Глаза еще подвела тушью, чтобы не так заметна была асимметрия. Волосы гладко зачесала назад. Сережки мамины янтарные. Правый угол рта все равно продлен царапиной-усмешкой, но теперь это выглядит скорее вызывающе, чем жалко. А я и не хочу ходить с опущенной головой. Пусть весь свет видит, что я не считаю себя трусливой и виноватой.

Белое платье спрятала под черной пелериной. Оба цвета считаются траурными, но в сочетании – вполне себе повседневными. Дядя императора ведь погиб, официально уже объявили.

Мама как увидела:

– Немедленно умойся!!! – Не обычный ее нежный, слабый голосок, а рычание раненого зверя.

Я – бежать, спасая маскировку. Она – за мной. Тетя Кармира – за ней.

– Императорская невеста! Не тронь бабочку!

На шум выскочила бабушка.

– Вы посмотрите, л’лэарди… мама…

Бабушка посмотрела.

– Мерзость. Ты эти серьги у своей горничной отняла? Ха-ха-ха. А я тебе своих не дам. Гуляй как нищенка. Ха-ха-ха.


* * *

В здании Абаркады – помимо знаменитой на весь мир кофейни, государственной стихийной библиотеки, в которой хранились древнейшие магические фолианты, филиала Академии Четырех Стихий, исторических залов, где картины, гипсовые бюсты и старинное оружие безмолвно рассказывали прошлое Империи, помимо кабинета Авердана Второго Строителя, хранимого после его смерти в нетронутом виде, дабы любой из жителей Империи мог воочию взглянуть на место, где трудился великий созидатель, – помимо этого всего в Абаркаде находилась часть императорской сокровищницы, та часть, которую иногда открывали взглядам саган или вельможным гостям столицы. Тут хранились такие реликвии, как доспехи былых огненных императоров, оружие, написанные их рукою письма, указы, верховая упряжь для ящеров. В отдельном зале, охраняемом големами, – самый большой изумруд в мире, размером с человеческую голову, и золотые монеты, каждая больше моей ладони, с вычеканенными профилями правителей.

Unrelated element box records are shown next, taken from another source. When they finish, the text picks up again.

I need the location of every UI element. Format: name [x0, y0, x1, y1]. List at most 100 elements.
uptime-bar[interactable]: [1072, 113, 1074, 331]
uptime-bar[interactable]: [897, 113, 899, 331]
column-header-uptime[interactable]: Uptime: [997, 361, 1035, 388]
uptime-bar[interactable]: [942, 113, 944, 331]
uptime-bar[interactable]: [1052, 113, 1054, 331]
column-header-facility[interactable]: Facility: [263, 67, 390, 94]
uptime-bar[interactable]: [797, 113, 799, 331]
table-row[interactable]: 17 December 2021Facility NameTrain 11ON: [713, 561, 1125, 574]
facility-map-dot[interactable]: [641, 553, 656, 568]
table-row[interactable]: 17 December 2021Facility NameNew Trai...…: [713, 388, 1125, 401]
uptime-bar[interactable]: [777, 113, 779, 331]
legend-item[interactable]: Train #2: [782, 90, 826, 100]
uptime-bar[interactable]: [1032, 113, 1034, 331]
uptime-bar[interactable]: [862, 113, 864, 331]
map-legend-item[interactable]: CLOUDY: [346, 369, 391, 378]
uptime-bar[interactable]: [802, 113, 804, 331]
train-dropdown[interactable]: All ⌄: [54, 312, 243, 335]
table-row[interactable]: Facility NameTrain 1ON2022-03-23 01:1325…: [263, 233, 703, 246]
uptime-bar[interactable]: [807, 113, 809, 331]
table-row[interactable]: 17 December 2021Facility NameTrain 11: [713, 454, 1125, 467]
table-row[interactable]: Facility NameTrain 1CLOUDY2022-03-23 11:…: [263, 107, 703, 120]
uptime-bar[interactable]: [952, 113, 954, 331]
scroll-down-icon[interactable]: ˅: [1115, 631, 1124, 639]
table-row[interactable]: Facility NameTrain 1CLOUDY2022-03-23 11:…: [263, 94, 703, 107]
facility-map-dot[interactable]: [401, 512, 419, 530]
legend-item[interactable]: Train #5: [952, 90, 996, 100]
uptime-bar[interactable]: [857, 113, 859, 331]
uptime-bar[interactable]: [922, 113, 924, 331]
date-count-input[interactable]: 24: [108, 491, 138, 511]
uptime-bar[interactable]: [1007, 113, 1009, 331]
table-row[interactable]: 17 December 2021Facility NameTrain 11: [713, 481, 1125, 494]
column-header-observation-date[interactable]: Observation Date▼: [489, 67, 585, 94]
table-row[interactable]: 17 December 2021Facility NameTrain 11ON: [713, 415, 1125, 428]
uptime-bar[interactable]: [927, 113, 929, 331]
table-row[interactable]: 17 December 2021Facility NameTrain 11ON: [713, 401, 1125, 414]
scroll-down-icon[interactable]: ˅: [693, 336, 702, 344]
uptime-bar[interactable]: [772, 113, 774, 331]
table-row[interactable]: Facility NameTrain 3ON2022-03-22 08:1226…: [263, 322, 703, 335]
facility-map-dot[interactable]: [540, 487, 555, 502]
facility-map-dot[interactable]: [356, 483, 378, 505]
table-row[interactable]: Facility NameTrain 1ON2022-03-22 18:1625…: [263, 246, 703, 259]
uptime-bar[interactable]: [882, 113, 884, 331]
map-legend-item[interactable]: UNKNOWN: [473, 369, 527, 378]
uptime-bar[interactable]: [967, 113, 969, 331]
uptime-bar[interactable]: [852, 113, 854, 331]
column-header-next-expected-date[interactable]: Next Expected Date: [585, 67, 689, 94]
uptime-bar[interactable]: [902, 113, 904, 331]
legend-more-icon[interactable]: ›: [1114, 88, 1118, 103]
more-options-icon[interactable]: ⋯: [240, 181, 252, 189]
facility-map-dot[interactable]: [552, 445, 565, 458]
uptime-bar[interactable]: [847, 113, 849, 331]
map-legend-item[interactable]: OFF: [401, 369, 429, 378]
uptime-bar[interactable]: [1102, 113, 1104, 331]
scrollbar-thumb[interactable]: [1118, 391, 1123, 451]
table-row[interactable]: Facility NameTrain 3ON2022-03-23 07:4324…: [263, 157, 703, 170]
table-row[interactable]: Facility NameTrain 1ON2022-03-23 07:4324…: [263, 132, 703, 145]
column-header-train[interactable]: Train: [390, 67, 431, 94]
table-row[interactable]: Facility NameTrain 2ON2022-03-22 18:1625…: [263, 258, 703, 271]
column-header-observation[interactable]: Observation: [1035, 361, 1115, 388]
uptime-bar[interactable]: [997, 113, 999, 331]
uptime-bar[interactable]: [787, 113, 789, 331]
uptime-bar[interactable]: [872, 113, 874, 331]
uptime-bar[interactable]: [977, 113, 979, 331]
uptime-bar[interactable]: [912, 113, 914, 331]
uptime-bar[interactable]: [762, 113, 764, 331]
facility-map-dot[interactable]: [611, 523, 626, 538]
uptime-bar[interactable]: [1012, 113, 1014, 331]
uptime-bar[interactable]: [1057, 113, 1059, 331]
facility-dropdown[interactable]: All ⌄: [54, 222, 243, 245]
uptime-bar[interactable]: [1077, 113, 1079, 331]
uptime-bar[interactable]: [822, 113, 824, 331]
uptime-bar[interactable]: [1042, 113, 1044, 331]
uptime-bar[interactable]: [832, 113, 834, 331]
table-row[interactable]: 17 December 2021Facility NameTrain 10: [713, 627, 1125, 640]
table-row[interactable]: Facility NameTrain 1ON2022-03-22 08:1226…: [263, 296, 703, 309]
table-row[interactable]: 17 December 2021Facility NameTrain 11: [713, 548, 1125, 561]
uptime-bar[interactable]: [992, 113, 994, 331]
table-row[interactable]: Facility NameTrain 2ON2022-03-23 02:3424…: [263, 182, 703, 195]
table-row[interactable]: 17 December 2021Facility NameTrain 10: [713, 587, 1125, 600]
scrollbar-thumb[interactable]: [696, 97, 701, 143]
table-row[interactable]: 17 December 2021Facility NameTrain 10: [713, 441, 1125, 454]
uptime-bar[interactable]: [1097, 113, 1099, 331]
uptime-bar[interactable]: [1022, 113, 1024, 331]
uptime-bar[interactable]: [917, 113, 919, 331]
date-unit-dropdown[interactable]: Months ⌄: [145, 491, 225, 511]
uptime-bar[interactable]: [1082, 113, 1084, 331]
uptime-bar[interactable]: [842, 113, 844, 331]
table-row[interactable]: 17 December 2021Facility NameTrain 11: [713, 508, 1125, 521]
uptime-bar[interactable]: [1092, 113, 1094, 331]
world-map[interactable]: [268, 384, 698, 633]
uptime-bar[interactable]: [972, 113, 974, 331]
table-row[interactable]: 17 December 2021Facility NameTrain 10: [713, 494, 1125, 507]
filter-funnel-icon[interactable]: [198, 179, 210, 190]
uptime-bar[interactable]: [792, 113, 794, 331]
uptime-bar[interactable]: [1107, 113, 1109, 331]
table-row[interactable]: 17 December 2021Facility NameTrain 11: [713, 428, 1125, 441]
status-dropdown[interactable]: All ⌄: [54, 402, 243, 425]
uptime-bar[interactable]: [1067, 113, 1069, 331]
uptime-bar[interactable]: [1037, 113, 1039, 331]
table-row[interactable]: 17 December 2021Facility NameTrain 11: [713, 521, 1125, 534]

Нынче сокровищница пополнилась еще одной любопытной коллекцией. Для саган и знатных жителей столицы отворила двери выставка пойманных и плененных джинок.

Его Величество оказал честь стать первым посетителем. В сопровождении невест и придворных медленно вошел он в большой зал, увешанный полотнами со сценами сражений. Это был один из залов истории, повествующий о юности нашего государства, когда Империя еще не была империей, а саганам приходилось бороться за выживание и с народом людей, и с дальними родственниками – джинками, и с гигантами-ящерами, тогда вольно обитавшими по всем уголкам материка.

Вдоль стен были расставлены небольшие столики, на каждом из которых – бутылка тонкого стекла, запертая серебряной крышкой с восковой печатью. Седовласый жрец-чародей поведал, что печать эта – преграда, сквозь которую ни одна джинка никогда не вырвется на свободу, каким бы тонким ни казалось стекло для могучих детей изначальных стихий.

Бутылки даже разрешалось брать в руки. Я увидела вепряка-земляного, один его угрюмый глаз светил под самой крышкой, другой моргал на дне, к стеклу прильнула огромная бездонная пасть, не имевшая начала и конца. Стекло слегка дрожало изнутри. Вода притворилась водой, но, приглядевшись, я заметила крохотную, во много раз меньше моего ногтя, рыбешку, золотистой искоркой мелькавшую в бутылке.

Огня не было. Еще в одной «водной» бутылке старалась привлечь внимание красавица – то глазок синий покажет, то ушко розовое, на раковину похожее, или губки алые, или красную влажную глубину ракушки, – приглядевшись, что это была за «ракушка», я покраснела и поспешила отойти.

На следующем столике распласталась по стеклу птица, черные глазки-бусины – я их узнала. И с той секунды мне стало трудно дышать. Кажется, держа в руках эту дурацкую бутылку, я впервые поняла, что такое любовь.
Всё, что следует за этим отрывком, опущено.